[The Editors' Verdict]Worrisome Police Confusion as Tension Eases View original image

This year's Halloween passed quietly. Itaewon had a somber atmosphere, and the Halloween decibel levels in front of Hongdae and Gangnam Station were not higher than usual.


However, crowded Halloween celebrations will return. More precisely, the commercialized American-style entertainment day of Halloween will return. Whether it will be the same costume party Halloween or a 'new type of festival' is unknown, but the desire among young people to pick a day and collectively cross the line of everyday life to enjoy themselves remains strong.


The history of the 'Halloween party' is not long. In the United States, in the 1920s, costume drinking parties that subtly broke the Puritan dormitory rules appeared on Halloween, the day before All Saints' Day, which is right after college midterms. It then spread widely as a day for all kinds of costumes and street parties. The countries where Halloween is noisy?Korea, Japan, Hong Kong, the Philippines, Thailand (even a Buddhist country)?share the commonality of being under the influence of American commercialism. The European continent is indifferent, saying "Halloween parties are American commercialism."

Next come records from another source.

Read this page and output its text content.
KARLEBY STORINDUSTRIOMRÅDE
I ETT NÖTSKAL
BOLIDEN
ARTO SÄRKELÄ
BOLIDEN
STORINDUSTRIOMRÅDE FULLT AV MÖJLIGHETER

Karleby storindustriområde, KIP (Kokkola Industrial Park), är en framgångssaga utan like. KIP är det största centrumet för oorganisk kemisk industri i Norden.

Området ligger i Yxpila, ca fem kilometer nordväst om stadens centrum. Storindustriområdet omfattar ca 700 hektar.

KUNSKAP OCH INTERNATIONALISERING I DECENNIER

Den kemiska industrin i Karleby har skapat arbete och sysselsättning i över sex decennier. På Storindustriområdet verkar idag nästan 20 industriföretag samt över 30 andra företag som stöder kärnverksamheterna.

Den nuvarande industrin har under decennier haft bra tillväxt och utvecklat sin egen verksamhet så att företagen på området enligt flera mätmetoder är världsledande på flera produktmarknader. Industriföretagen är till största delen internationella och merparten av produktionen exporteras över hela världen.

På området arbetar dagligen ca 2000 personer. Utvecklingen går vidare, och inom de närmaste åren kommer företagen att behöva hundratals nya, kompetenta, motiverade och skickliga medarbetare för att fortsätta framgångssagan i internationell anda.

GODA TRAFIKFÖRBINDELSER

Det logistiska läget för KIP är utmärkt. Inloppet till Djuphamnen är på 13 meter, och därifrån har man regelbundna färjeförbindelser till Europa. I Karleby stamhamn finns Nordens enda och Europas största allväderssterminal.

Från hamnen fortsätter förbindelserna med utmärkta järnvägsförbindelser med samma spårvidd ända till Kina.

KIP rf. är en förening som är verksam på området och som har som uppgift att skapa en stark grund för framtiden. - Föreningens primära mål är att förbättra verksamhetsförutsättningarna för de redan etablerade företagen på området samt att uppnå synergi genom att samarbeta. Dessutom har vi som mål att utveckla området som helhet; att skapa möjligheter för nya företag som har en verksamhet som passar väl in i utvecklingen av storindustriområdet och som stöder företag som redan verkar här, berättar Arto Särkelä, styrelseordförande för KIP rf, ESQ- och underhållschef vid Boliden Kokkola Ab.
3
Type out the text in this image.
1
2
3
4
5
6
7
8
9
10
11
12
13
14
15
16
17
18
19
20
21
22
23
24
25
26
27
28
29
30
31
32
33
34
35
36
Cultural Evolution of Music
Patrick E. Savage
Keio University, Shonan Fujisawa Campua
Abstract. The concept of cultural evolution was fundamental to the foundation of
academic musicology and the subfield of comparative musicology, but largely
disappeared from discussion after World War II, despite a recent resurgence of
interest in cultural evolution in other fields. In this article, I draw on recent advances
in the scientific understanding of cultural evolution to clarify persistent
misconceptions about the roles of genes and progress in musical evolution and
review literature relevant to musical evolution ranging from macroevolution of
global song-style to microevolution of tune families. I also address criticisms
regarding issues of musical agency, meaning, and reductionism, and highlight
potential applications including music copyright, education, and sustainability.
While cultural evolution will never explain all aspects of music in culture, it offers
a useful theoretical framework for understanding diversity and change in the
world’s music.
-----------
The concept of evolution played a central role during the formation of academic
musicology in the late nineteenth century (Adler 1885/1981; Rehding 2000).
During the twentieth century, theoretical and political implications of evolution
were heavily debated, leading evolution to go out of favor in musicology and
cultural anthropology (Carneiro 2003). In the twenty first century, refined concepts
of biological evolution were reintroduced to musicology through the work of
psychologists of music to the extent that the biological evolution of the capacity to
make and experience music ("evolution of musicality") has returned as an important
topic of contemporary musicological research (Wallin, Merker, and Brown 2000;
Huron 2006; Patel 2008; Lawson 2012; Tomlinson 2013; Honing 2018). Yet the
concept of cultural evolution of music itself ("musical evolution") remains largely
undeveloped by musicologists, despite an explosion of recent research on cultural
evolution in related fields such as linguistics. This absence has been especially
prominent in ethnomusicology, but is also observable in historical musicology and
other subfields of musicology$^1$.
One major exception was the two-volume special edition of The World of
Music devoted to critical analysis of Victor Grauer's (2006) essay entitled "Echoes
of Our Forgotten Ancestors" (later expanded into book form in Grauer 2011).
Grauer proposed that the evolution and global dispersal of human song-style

Halloween in Korea is a sequel to Christmas. Christmas, the day when the nighttime curfew siren used to ring during the authoritarian era, was a day of liberation from curfew. Professor Kang Jun-man of Jeonbuk National University analyzed in a paper ("The History of Christmas in Korea: From the 'Joy of Curfew Lifting' to 'Korean-style Pluralism'") that "the sense of liberation from curfew, (omitted) the desire for Westernization, the linkage effect of Christmas commercialism and popular culture, a sense of unity with the world, and seasonal influences led Christmas to develop into the biggest 'let's party festival' in Korea." In the 2003 romantic comedy "Happy Ero Christmas," actor Cha Tae-hyun says, "If you have sex only one day a year, that day is Christmas Eve."


In the early 2010s, when Christmas began to fade, several imported liquor companies brought Halloween party marketing to Korea, igniting a blazing fire on dry kindling. If you replace 'liberation from curfew' with 'liberation from a rigid society' and 'Christmas' with 'Halloween' in Kang Jun-man's paper, it explains the reason for the dazzling Halloween nights over the past decade. Implicitly, there is also tacit permission for young people's desire to "take off their everyday clothes and indulge in a little deviation for one night."


On the 20th, ahead of Halloween, Mapo-gu in Seoul hung a banner in front of Hongdae stating "Halloween festival is prohibited to prevent crowd accidents," but it was taken down the same day due to a flood of protests. This is evidence that the youth's desire for liberation and the party business that thrives on it cannot be eliminated by government control or guidance.


Law enforcement authorities should pay attention to this point. Halloween-style 'relaxed party crowds' can appear anytime and anywhere, and it is worrying if the police relax their vigilance just because this Halloween has passed. When the president ordered a crackdown on drugs, the crowd was neglected as people searched for drugs (last year's Halloween), and when a tragedy occurred, the police only planned to block the crowd, neglecting drugs (this year's Halloween), showing a confused police response that is worrisome.



The Halloween crowds gathering on the steep hillside of Lan Kwai Fong on Hong Kong Island, much steeper than Itaewon alleys, are controlled all night every year by the Hong Kong police. In 1992, 21 people were crushed to death in the New Year's Eve crowd at Lan Kwai Fong. Since that day, for over 30 years, the Hong Kong police have appeared in advance not only at New Year's Eve events but at all crowded places. Although they lost the cattle, they have since thoroughly managed other barns as well, and there have been no major crowd accidents in Hong Kong since then. This is a lesson our law enforcement authorities should learn.


This content was produced with the assistance of AI translation services.